Canyoning in Nepal: Can you?
Canyoning, or canyoneering as it is called in the US, is an adventure sport that is fast developing as one of Nepal’s popular adventure tourism products. Canyoning means traveling through canyons using different techniques. It requires abseils and ropework, down-climbing, jumps, boulder hopping, and swims, among other skills. The thrill-seeker can enjoy Canyoning in Nepal waterfalls.
Canyoning is an adventure sport that utilizes abseiling, rock climbing, caving, swimming, hiking, and trekking. Most canyoners use at least one of these activities. Canyoning is fun for everyone because it takes you away to places far from the hustle and bustle of everyday life. Lush mountains, pristine waterfalls cascading down a rocky wall, and splashes of water on your face as you descend will give your body that much-needed adrenalin-pumping adventure. Canyoners first reach the top of the waterfall, which may require days of walking and climbing. They then fix ropes on the top of the waterfall, wear a canyoning harness, fix the rope to their harness, and abseil gradually. Many technical skills are required to avoid getting injured on the rocky surface.
The sport is believed to have been introduced to Nepal by visitors from Europe, especially France. European canyoners came to practice in the canyons in the Bhote Koshi River, which originated in Tibet in the 1990s. The canyons fascinated them, and they started coming to the place repeatedly. They even invited some local youth to try the sport. As the sport became popular, the French Embassy in Kathmandu sponsored two Nepali mountain guides – Rajesh Lama Tamang and Kabindra Lama – to take canyoning training in France. When they returned, they trained some more youth. These canyoning guides started exploring new canyoning sites and promoted them in the international market. The establishment of the Nepal Canyoning Association (NCA) in 2007 is regarded as a milestone for the expansion of canyoning in Nepal.
Canyoning should be done only under the supervision of trained guides. Canyoners need different equipment like a wetsuit, helmet, canyoning harness, waterproof rucksack, neoprene socks or booties, buoyancy aid, throw bag, elbow and knee guards, sports towel, an old pair of trainers, water bottle, and rugged protective case for your camera, phones or other gadgets if you intend to take them.
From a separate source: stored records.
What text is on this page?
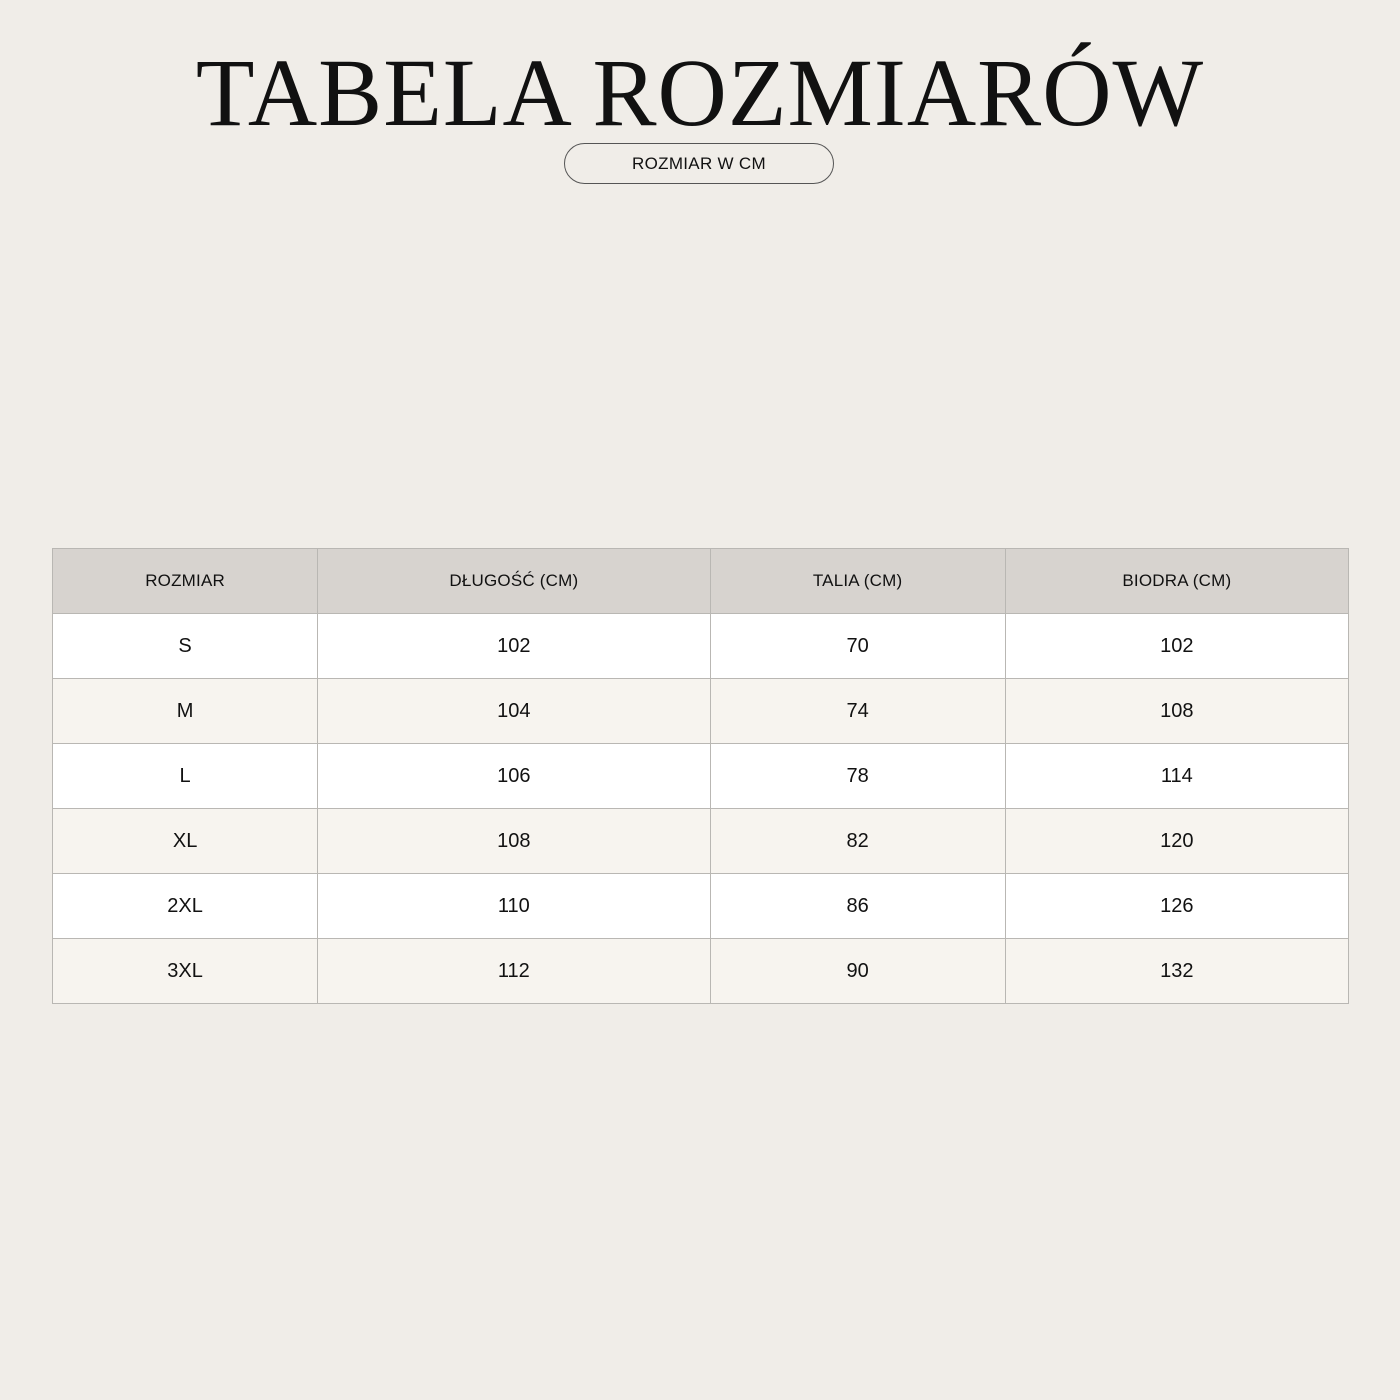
TABELA ROZMIARÓW
ROZMIAR W CM
ROZMIAR	DŁUGOŚĆ (CM)	TALIA (CM)	BIODRA (CM)
S	102	70	102
M	104	74	108
L	106	78	114
XL	108	82	120
2XL	110	86	126
3XL	112	90	132
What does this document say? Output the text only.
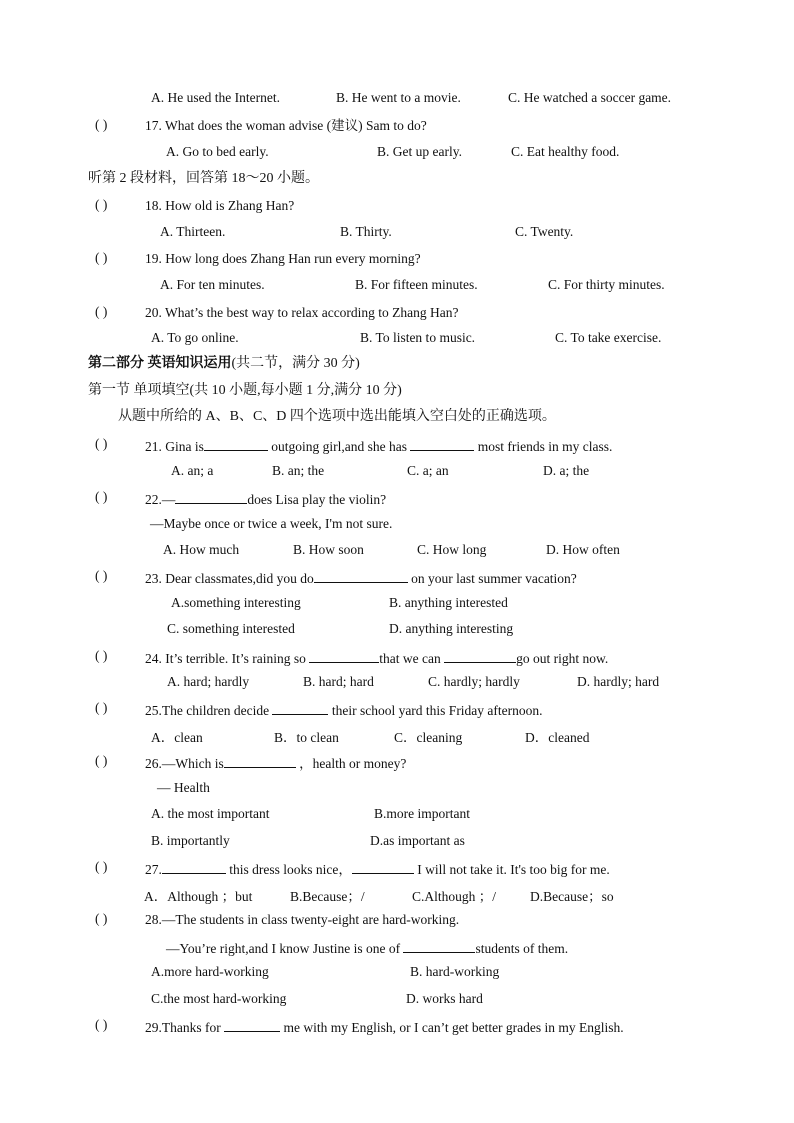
A. He used the Internet.	B. He went to a movie.	C. He watched a soccer game.
( )	17. What does the woman advise (建议) Sam to do?
A. Go to bed early.	B. Get up early.	C. Eat healthy food.
听第 2 段材料，回答第 18～20 小题。
( )	18. How old is Zhang Han?
A. Thirteen.	B. Thirty.	C. Twenty.
( )	19. How long does Zhang Han run every morning?
A. For ten minutes.	B. For fifteen minutes.	C. For thirty minutes.
( )	20. What’s the best way to relax according to Zhang Han?
A. To go online.	B. To listen to music.	C. To take exercise.
第二部分 英语知识运用(共二节，满分 30 分)
第一节 单项填空(共 10 小题,每小题 1 分,满分 10 分)
从题中所给的 A、B、C、D 四个选项中选出能填入空白处的正确选项。
( )	21. Gina is	outgoing girl,and she has	most friends in my class.
A. an; a	B. an; the	C. a; an	D. a; the
( )	22.—	does Lisa play the violin?
—Maybe once or twice a week, I'm not sure.
A. How much	B. How soon	C. How long	D. How often
( )	23. Dear classmates,did you do	on your last summer vacation?
A.something interesting	B. anything interested
C. something interested	D. anything interesting
( )	24. It’s terrible. It’s raining so	that we can	go out right now.
A. hard; hardly	B. hard; hard	C. hardly; hardly	D. hardly; hard
( )	25.The children decide	their school yard this Friday afternoon.
A．clean	B．to clean	C．cleaning	D．cleaned
( )	26.—Which is	，health or money?
— Health
A. the most important	B.more important
B. importantly	D.as important as
( )	27.	this dress looks nice，	I will not take it. It's too big for me.
A．Although ；but	B.Because；/	C.Although ；/	D.Because；so
( )	28.—The students in class twenty-eight are hard-working.
—You’re right,and I know Justine is one of	students of them.
A.more hard-working	B. hard-working
C.the most hard-working	D. works hard
( )	29.Thanks for	me with my English, or I can’t get better grades in my English.
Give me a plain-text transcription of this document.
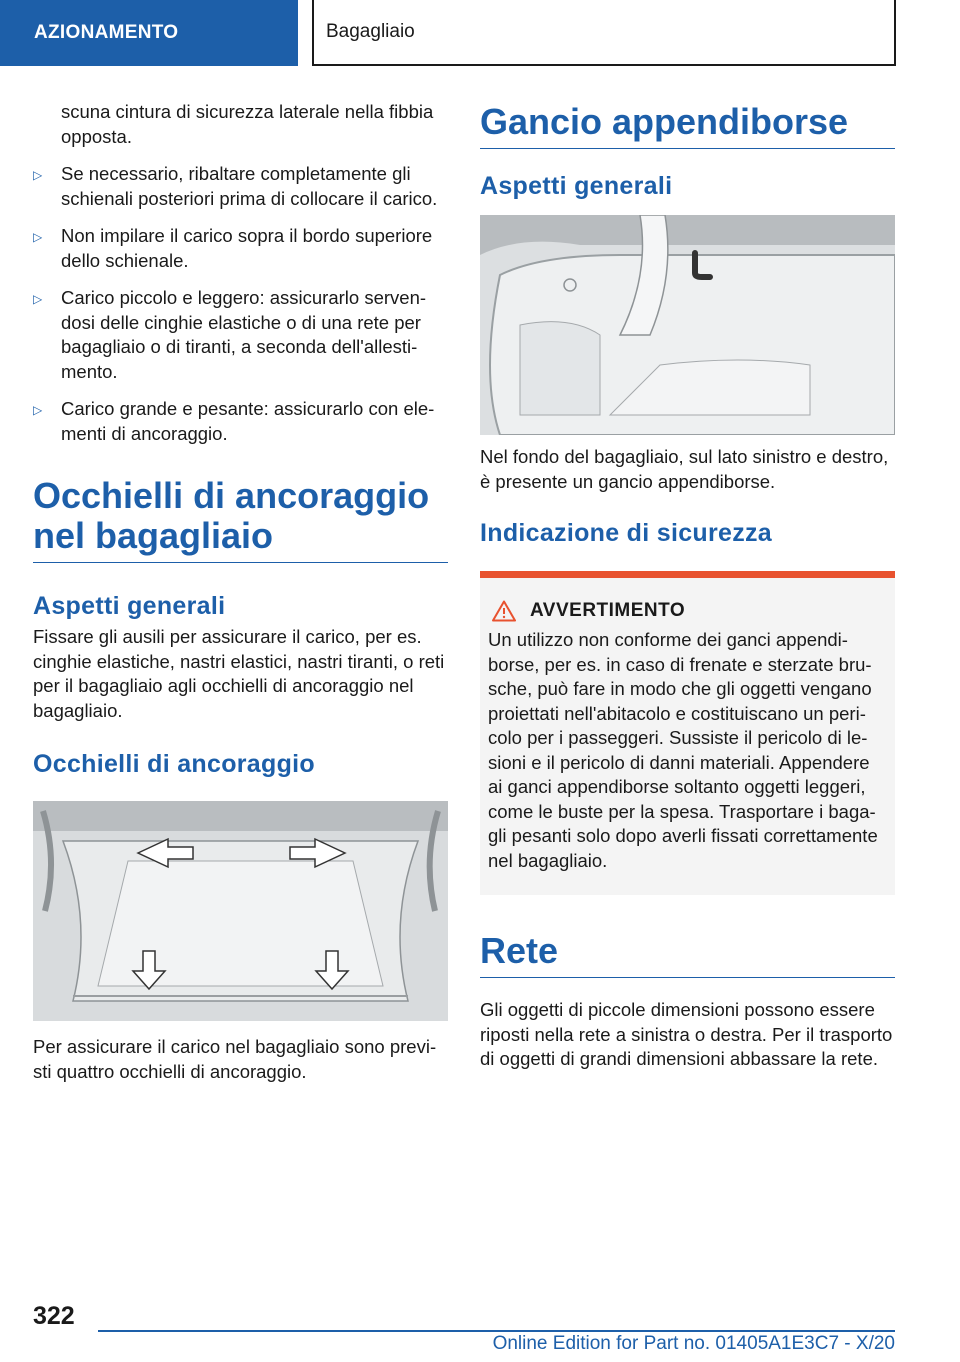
AZIONAMENTO	Bagagliaio

scuna cintura di sicurezza laterale nella fibbia opposta.

▷ Se necessario, ribaltare completamente gli schienali posteriori prima di collocare il carico.
▷ Non impilare il carico sopra il bordo superiore dello schienale.
▷ Carico piccolo e leggero: assicurarlo servendosi delle cinghie elastiche o di una rete per bagagliaio o di tiranti, a seconda dell'allestimento.
▷ Carico grande e pesante: assicurarlo con elementi di ancoraggio.
Occhielli di ancoraggio nel bagagliaio
Aspetti generali

Fissare gli ausili per assicurare il carico, per es. cinghie elastiche, nastri elastici, nastri tiranti, o reti per il bagagliaio agli occhielli di ancoraggio nel bagagliaio.

Occhielli di ancoraggio

Per assicurare il carico nel bagagliaio sono previsti quattro occhielli di ancoraggio.

Gancio appendiborse
Aspetti generali

Nel fondo del bagagliaio, sul lato sinistro e destro, è presente un gancio appendiborse.

Indicazione di sicurezza
AVVERTIMENTO

Un utilizzo non conforme dei ganci appendiborse, per es. in caso di frenate e sterzate brusche, può fare in modo che gli oggetti vengano proiettati nell'abitacolo e costituiscano un pericolo per i passeggeri. Sussiste il pericolo di lesioni e il pericolo di danni materiali. Appendere ai ganci appendiborse soltanto oggetti leggeri, come le buste per la spesa. Trasportare i bagagli pesanti solo dopo averli fissati correttamente nel bagagliaio.

Rete

Gli oggetti di piccole dimensioni possono essere riposti nella rete a sinistra o destra. Per il trasporto di oggetti di grandi dimensioni abbassare la rete.

322
Online Edition for Part no. 01405A1E3C7 - X/20
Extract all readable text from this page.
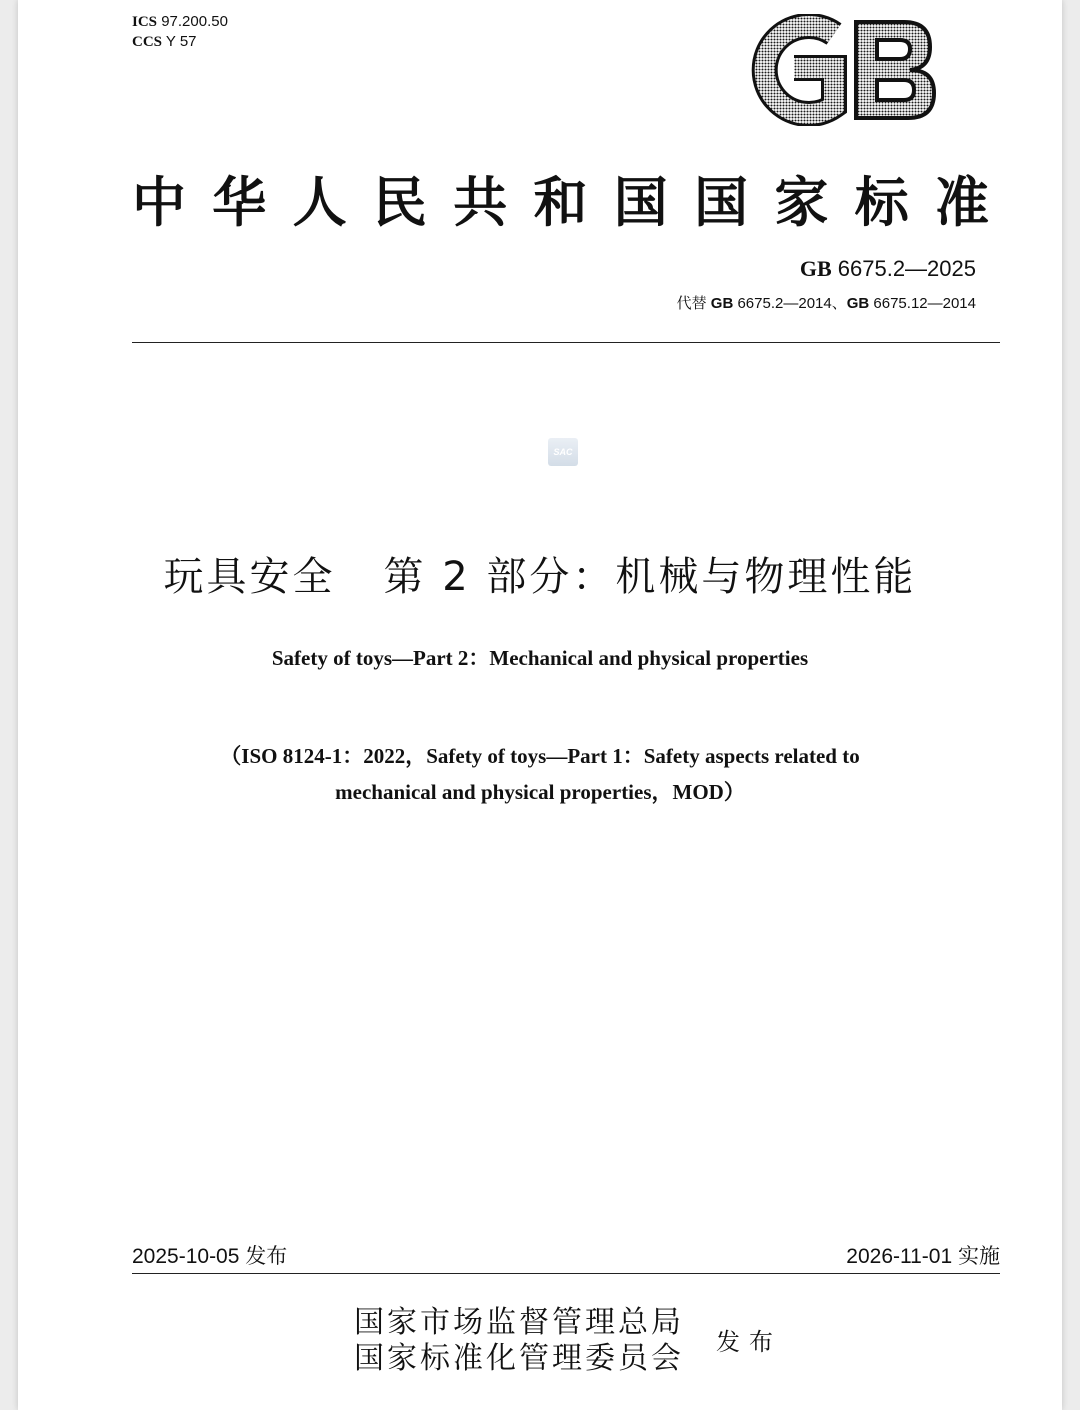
ICS 97.200.50
CCS Y 57
中华人民共和国国家标准
GB 6675.2—2025
代替 GB 6675.2—2014、GB 6675.12—2014
SAC
玩具安全 第 2 部分：机械与物理性能
Safety of toys—Part 2：Mechanical and physical properties
（ISO 8124-1：2022，Safety of toys—Part 1：Safety aspects related to
mechanical and physical properties，MOD）
2025-10-05 发布	2026-11-01 实施
国家市场监督管理总局
国家标准化管理委员会 发布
NCA has produced many canyoning guides and explored new canyoning sites since its establishment in 2007. Karna Lama, president of NCA, said 36 entry-level guides, 19 basic-level guides, nine advanced-level guides, and two instructors/guides had been produced so far. Similarly, it has explored 19 canyoning sites so far – five in Bhotekoshi river, nine in Marshyangdi Valley, two in Lwang Ghalel of Kaski, two in Kakani, one in Sunkoshi River near Timal village of Kavre, one in Pokali waterfall of Okhaldhunga and one in Phu village of Manang. Lunga waterfall in Phu village, which is situated at an altitude of 5215m, is regarded as one of the highest canyoning sites in the world. Similarly, Syange in Lamjung and Chamche Khola in Manang are very popular among canyoners. Canyoners also frequent canyoning sites in Bulbule, Chipla, Tatopani, Rendu, Syange, Jagat, and Sanchup.
Due to the lack of clear government rules and regulations, entrepreneurs organize canyoning trips through trekking agencies. “Though the government has introduced rules to register canyoning companies, entrepreneurs are reluctant to register because of some impractical provision,” Lama said. “The law requires canyoning companies to ensure canyoners for every event. That means the insurance premium required to pay will be higher than the fee we charge from canyoners.”
Lama said canyoning is not a new tourism business altogether. “We can say it is an additional product to trekking. Canyoners need to trek for many days to reach the canyoning sites. There is the possibility of promoting canyoning and trekking jointly,” he added. As most of the canyoning sites are located in the mid-hills, Lama said canyoning could be a vital tourism product to link the Himalayas with the mid-hills. Though the number of foreign tourists coming for canyoning in Nepal is unknown, Lama said around 600 foreign tourists come to enjoy canyoning in Nepal. According to Lama, September-May is the best time to enjoy canyoning in Nepal.